Indie-Film "Meek's Cutoff": Der wildeste Westen

Von Maren Keller

In "Meek's Cutoff" schickt Regisseurin Kelly Reichardt drei Familien mit Planwagen durch die USA. Ohne Wasser und ohne Orientierung. Was für eine Strapaze! Vor allem für die Zuschauer.

Independent-Film: Der wildeste Westen Fotos
Peripher

Das Film-Genre Western hat schon einmal Wegweisendes in Sachen Langeweile geleistet, als es das archetypische Bild für diesen Zustand erfunden hat: Stroh, das durch die Pampa weht. Nun läuft der Western "Meek's Cutoff" in den deutschen Kinos an, der unter amerikanischen Kritikern eine Debatte ausgelöst hat - über Langeweile im Film. Denn dieser ist atemberaubend langweilig. "Meek's Cutoff" - und damit geht es schon los - gehört zu jenen Filmen, deren Handlung sich tatsächlich komplett in einem einzigen Satz wiedergeben lässt: Drei Ehepaare verirren sich im Jahr 1845 mit Planwagen, Kindern und angeblich ortskundigem Führer irgendwo auf dem Weg in den Westen der USA.

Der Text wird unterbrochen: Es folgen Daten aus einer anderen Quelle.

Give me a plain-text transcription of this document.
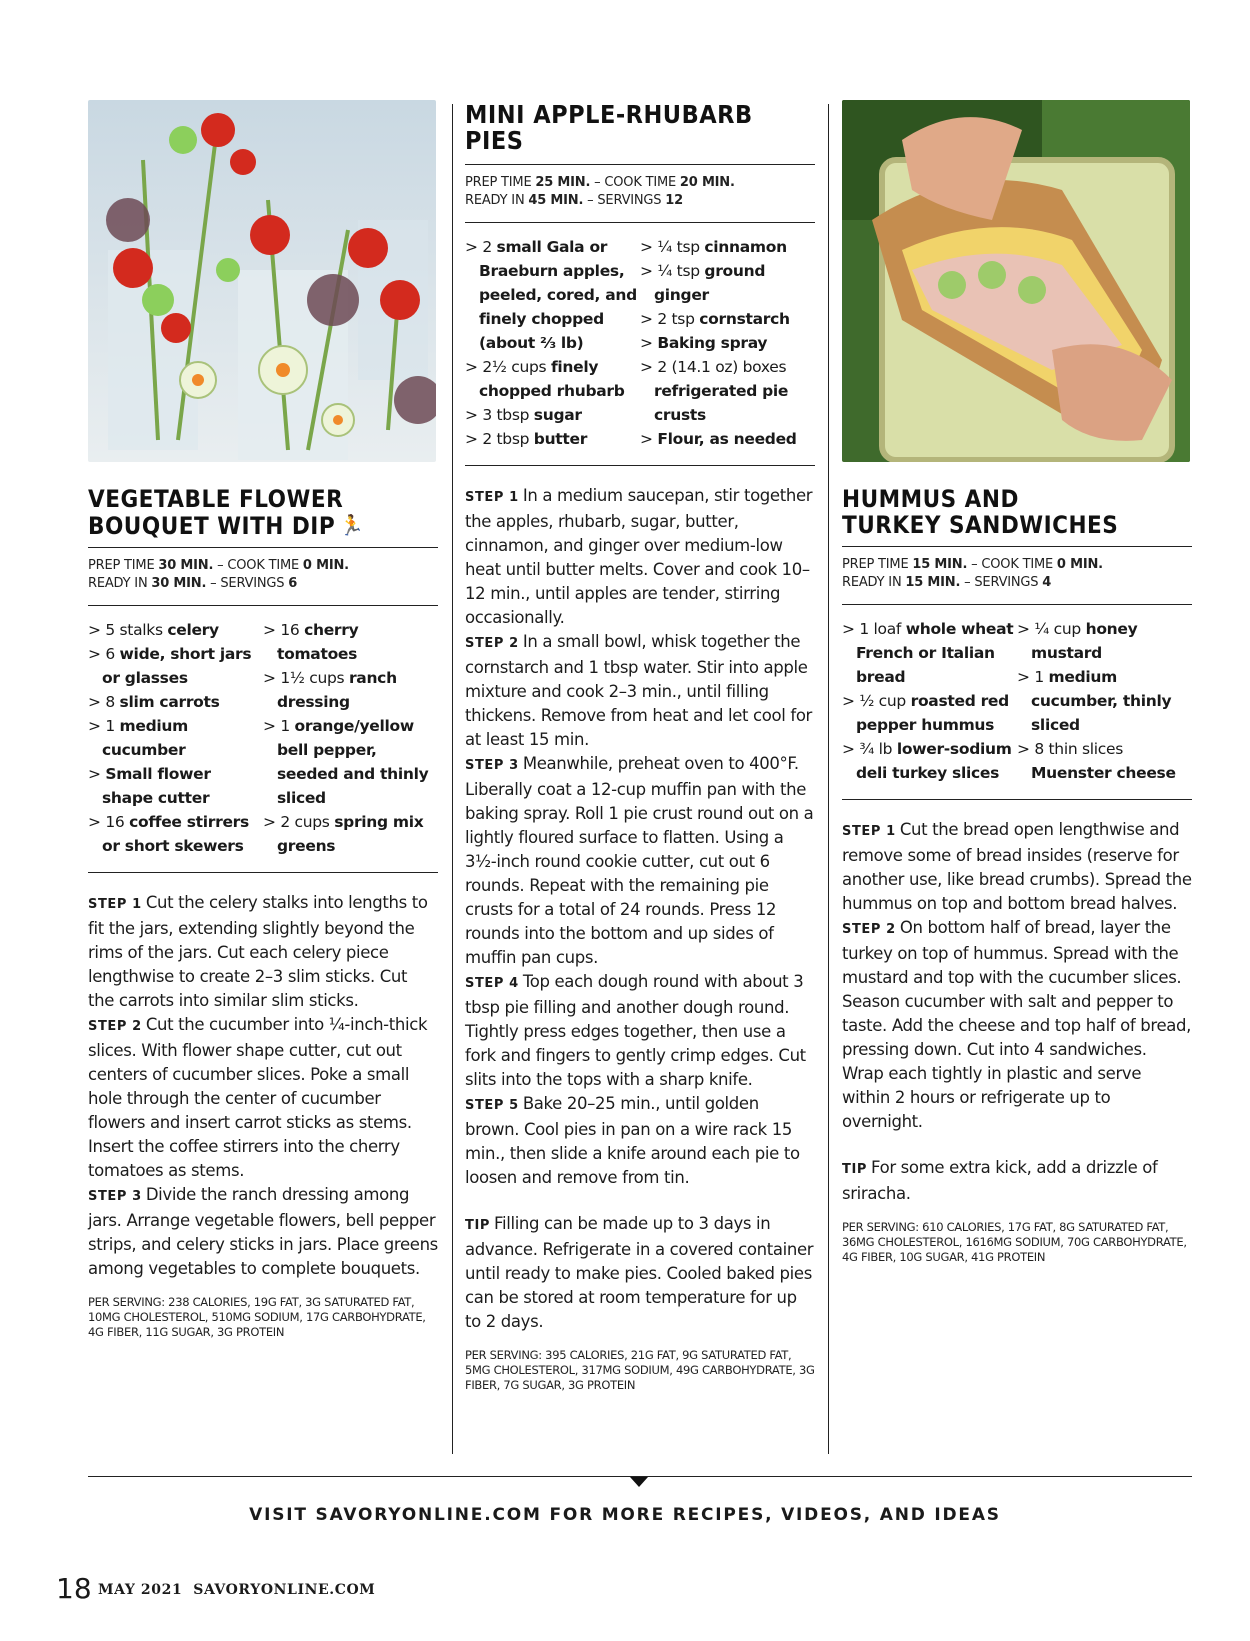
VEGETABLE FLOWER
BOUQUET WITH DIP 🏃
PREP TIME 30 MIN. – COOK TIME 0 MIN.
READY IN 30 MIN. – SERVINGS 6
> 5 stalks celery
> 6 wide, short jars or glasses
> 8 slim carrots
> 1 medium cucumber
> Small flower shape cutter
> 16 coffee stirrers or short skewers
> 16 cherry tomatoes
> 1½ cups ranch dressing
> 1 orange/yellow bell pepper, seeded and thinly sliced
> 2 cups spring mix greens
STEP 1 Cut the celery stalks into lengths to fit the jars, extending slightly beyond the rims of the jars. Cut each celery piece lengthwise to create 2–3 slim sticks. Cut the carrots into similar slim sticks.
STEP 2 Cut the cucumber into ¼-inch-thick slices. With flower shape cutter, cut out centers of cucumber slices. Poke a small hole through the center of cucumber flowers and insert carrot sticks as stems. Insert the coffee stirrers into the cherry tomatoes as stems.
STEP 3 Divide the ranch dressing among jars. Arrange vegetable flowers, bell pepper strips, and celery sticks in jars. Place greens among vegetables to complete bouquets.
PER SERVING: 238 CALORIES, 19G FAT, 3G SATURATED FAT, 10MG CHOLESTEROL, 510MG SODIUM, 17G CARBOHYDRATE, 4G FIBER, 11G SUGAR, 3G PROTEIN
MINI APPLE-RHUBARB PIES
PREP TIME 25 MIN. – COOK TIME 20 MIN.
READY IN 45 MIN. – SERVINGS 12
> 2 small Gala or Braeburn apples, peeled, cored, and finely chopped (about ⅔ lb)
> 2½ cups finely chopped rhubarb
> 3 tbsp sugar
> 2 tbsp butter
> ¼ tsp cinnamon
> ¼ tsp ground ginger
> 2 tsp cornstarch
> Baking spray
> 2 (14.1 oz) boxes refrigerated pie crusts
> Flour, as needed
STEP 1 In a medium saucepan, stir together the apples, rhubarb, sugar, butter, cinnamon, and ginger over medium-low heat until butter melts. Cover and cook 10–12 min., until apples are tender, stirring occasionally.
STEP 2 In a small bowl, whisk together the cornstarch and 1 tbsp water. Stir into apple mixture and cook 2–3 min., until filling thickens. Remove from heat and let cool for at least 15 min.
STEP 3 Meanwhile, preheat oven to 400°F. Liberally coat a 12-cup muffin pan with the baking spray. Roll 1 pie crust round out on a lightly floured surface to flatten. Using a 3½-inch round cookie cutter, cut out 6 rounds. Repeat with the remaining pie crusts for a total of 24 rounds. Press 12 rounds into the bottom and up sides of muffin pan cups.
STEP 4 Top each dough round with about 3 tbsp pie filling and another dough round. Tightly press edges together, then use a fork and fingers to gently crimp edges. Cut slits into the tops with a sharp knife.
STEP 5 Bake 20–25 min., until golden brown. Cool pies in pan on a wire rack 15 min., then slide a knife around each pie to loosen and remove from tin.
TIP Filling can be made up to 3 days in advance. Refrigerate in a covered container until ready to make pies. Cooled baked pies can be stored at room temperature for up to 2 days.
PER SERVING: 395 CALORIES, 21G FAT, 9G SATURATED FAT, 5MG CHOLESTEROL, 317MG SODIUM, 49G CARBOHYDRATE, 3G FIBER, 7G SUGAR, 3G PROTEIN
HUMMUS AND
TURKEY SANDWICHES
PREP TIME 15 MIN. – COOK TIME 0 MIN.
READY IN 15 MIN. – SERVINGS 4
> 1 loaf whole wheat French or Italian bread
> ½ cup roasted red pepper hummus
> ¾ lb lower-sodium deli turkey slices
> ¼ cup honey mustard
> 1 medium cucumber, thinly sliced
> 8 thin slices Muenster cheese
STEP 1 Cut the bread open lengthwise and remove some of bread insides (reserve for another use, like bread crumbs). Spread the hummus on top and bottom bread halves.
STEP 2 On bottom half of bread, layer the turkey on top of hummus. Spread with the mustard and top with the cucumber slices. Season cucumber with salt and pepper to taste. Add the cheese and top half of bread, pressing down. Cut into 4 sandwiches. Wrap each tightly in plastic and serve within 2 hours or refrigerate up to overnight.
TIP For some extra kick, add a drizzle of sriracha.
PER SERVING: 610 CALORIES, 17G FAT, 8G SATURATED FAT, 36MG CHOLESTEROL, 1616MG SODIUM, 70G CARBOHYDRATE, 4G FIBER, 10G SUGAR, 41G PROTEIN
VISIT SAVORYONLINE.COM FOR MORE RECIPES, VIDEOS, AND IDEAS
18 MAY 2021 SAVORYONLINE.COM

Was für eine Strapaze! In erster Linie aber für den Zuschauer. Denn dieser Film ist auch deshalb so bemerkenswert, weil die Regisseurin Kelly Reichardt den Zuschauer nachempfinden lässt, wie es sich wirklich angefühlt haben könnte: die deprimierende Weite der Landschaft, die Aussichtslosigkeit des Unterfangens, die sich immer weiter dehnende Zeit. Die Pioniere sind wortkarg. Durstig und stumm stolpern sie die meiste Zeit des Films durch das Geröll.

Falls es irgendetwas hilft: Das Geröll sieht super aus. Der Film ist eine ästhetische Meisterleistung - die Farben der Wüste und die Landschaftsaufnahmen sind im Wortsinn bildschön . In weichen Schnitten schieben sich die Bilder übereinander. Die Schauspieler sind ausnahmslos beeindruckend - allen voran Michelle Williams, die eine der drei Ehefrauen spielt. Als Frau wird sie in die Entscheidungen der Männer nicht mit einbezogen, doch während die andere von Minute zu Minute schwächer werden, wird sie immer stärker. Das Verzagen, das Zweifeln und das Verzweifeln - je weniger um die Figuren herum passiert, desto mehr passiert in ihnen. Die passenden Adjektive, um diesen Film zu loben, wären meditativ oder subtil.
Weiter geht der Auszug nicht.